Bailey v. Glover has never been overruled nor modified in this court and has been approved and followed. Rosenthal v. Walker, 111 U.S. 185, 190; Traer v. Clews, 115 U.S. 528, 537, 538; Kirby v. Lake Shore & Michigan Southern Railroad, 120 U.S. 130, 136; Avery v. Cleary, 132 U.S. 604, 609. It was also applied in the Court of Appeals for the Ninth Circuit in the case of Linn & Lane Timber Co. v. United States, 196 Fed. Rep. 593; 203 Fed. Rep. 394.

*449 It is true that Mr. Justice Brewer, in delivering the opinion of the court in United States v. Winona & St. Peter R.R. Co., 165 U.S. 463, 476, said that no matter what the mistake or error of the Land Department was, or what the frauds of the patentee, the patent would become conclusive as a transfer of title after the lapse of six years. But the learned Justice said in the same opinion that this limitation could not be availed of because the suit was commenced before the expiration of the time prescribed, and that it was referred to as showing the purpose of Congress to uphold titles arising under certification or patent after the lapse of a certain time. It therefore appears that the question was not involved in that case. Nor does it contain any discussion of the doctrine previously laid down in Bailey v. Glover, supra.

In United States v. Chandler-Dunbar Co., 209 U.S. 447, cited by appellants, no question was made as to the effect of concealment of fraud until after the running of the statute. The same is true of Louisiana v. Garfield, 211 U.S. 70, also relied upon by appellants.

When Congress passed the act in question the rule of Bailey v. Glover was the established doctrine of this court. It was presumably enacted with the ruling of that case in mind. We cannot believe that Congress intended to give immunity to those who for the period named in the statute might be able to conceal their fraudulent action from the knowledge of the agents of the Government. We are aware of no good reason why the rule, now almost universal, that statutes of limitations upon suits to set aside fraudulent transactions shall not begin to run until the discovery of the fraud, should not apply in favor of the Government as well as a private individual.
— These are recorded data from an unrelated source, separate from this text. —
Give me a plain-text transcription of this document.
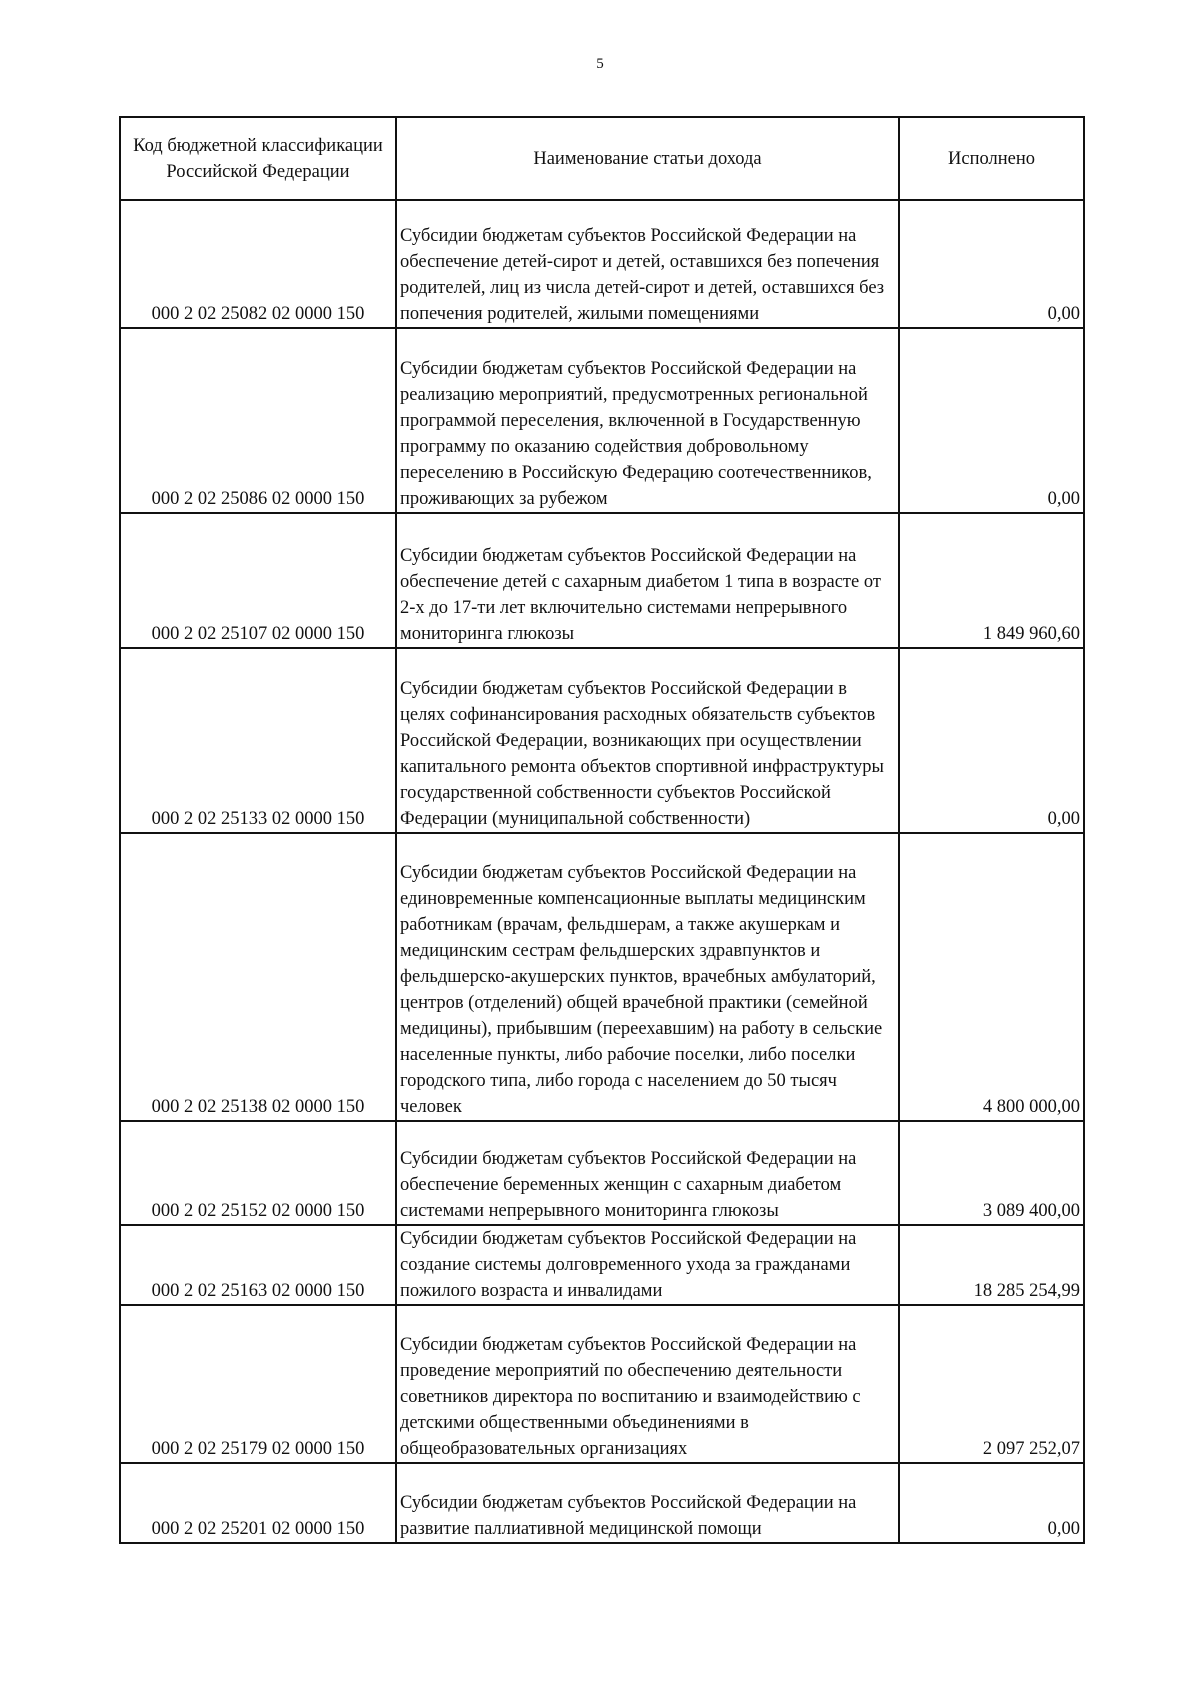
5
Код бюджетной классификации Российской Федерации	Наименование статьи дохода	Исполнено
000 2 02 25082 02 0000 150	Субсидии бюджетам субъектов Российской Федерации на обеспечение детей-сирот и детей, оставшихся без попечения родителей, лиц из числа детей-сирот и детей, оставшихся без попечения родителей, жилыми помещениями	0,00
000 2 02 25086 02 0000 150	Субсидии бюджетам субъектов Российской Федерации на реализацию мероприятий, предусмотренных региональной программой переселения, включенной в Государственную программу по оказанию содействия добровольному переселению в Российскую Федерацию соотечественников, проживающих за рубежом	0,00
000 2 02 25107 02 0000 150	Субсидии бюджетам субъектов Российской Федерации на обеспечение детей с сахарным диабетом 1 типа в возрасте от 2-х до 17-ти лет включительно системами непрерывного мониторинга глюкозы	1 849 960,60
000 2 02 25133 02 0000 150	Субсидии бюджетам субъектов Российской Федерации в целях софинансирования расходных обязательств субъектов Российской Федерации, возникающих при осуществлении капитального ремонта объектов спортивной инфраструктуры государственной собственности субъектов Российской Федерации (муниципальной собственности)	0,00
000 2 02 25138 02 0000 150	Субсидии бюджетам субъектов Российской Федерации на единовременные компенсационные выплаты медицинским работникам (врачам, фельдшерам, а также акушеркам и медицинским сестрам фельдшерских здравпунктов и фельдшерско-акушерских пунктов, врачебных амбулаторий, центров (отделений) общей врачебной практики (семейной медицины), прибывшим (переехавшим) на работу в сельские населенные пункты, либо рабочие поселки, либо поселки городского типа, либо города с населением до 50 тысяч человек	4 800 000,00
000 2 02 25152 02 0000 150	Субсидии бюджетам субъектов Российской Федерации на обеспечение беременных женщин с сахарным диабетом системами непрерывного мониторинга глюкозы	3 089 400,00
000 2 02 25163 02 0000 150	Субсидии бюджетам субъектов Российской Федерации на создание системы долговременного ухода за гражданами пожилого возраста и инвалидами	18 285 254,99
000 2 02 25179 02 0000 150	Субсидии бюджетам субъектов Российской Федерации на проведение мероприятий по обеспечению деятельности советников директора по воспитанию и взаимодействию с детскими общественными объединениями в общеобразовательных организациях	2 097 252,07
000 2 02 25201 02 0000 150	Субсидии бюджетам субъектов Российской Федерации на развитие паллиативной медицинской помощи	0,00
It is not our belief that Congress intended that the Government should be deprived of title to public lands by those who added to the fraud by which they were obtained, artifices which enabled them to conceal the fraudulent manner *450 in which they were secured until the action was supposed to be barred by the lapse of six years.

The decree of the Circuit Court of Appeals is

Affirmed.

MR. JUSTICE McKENNA and MR. JUSTICE VAN DEVANTER dissent.

MR. JUSTICE McREYNOLDS took no part in this decision.

NOTES

[1] Counsel, on both sides, referred to the legislative history of the act under construction and that of March 2, 1896, 29 Stat. 42.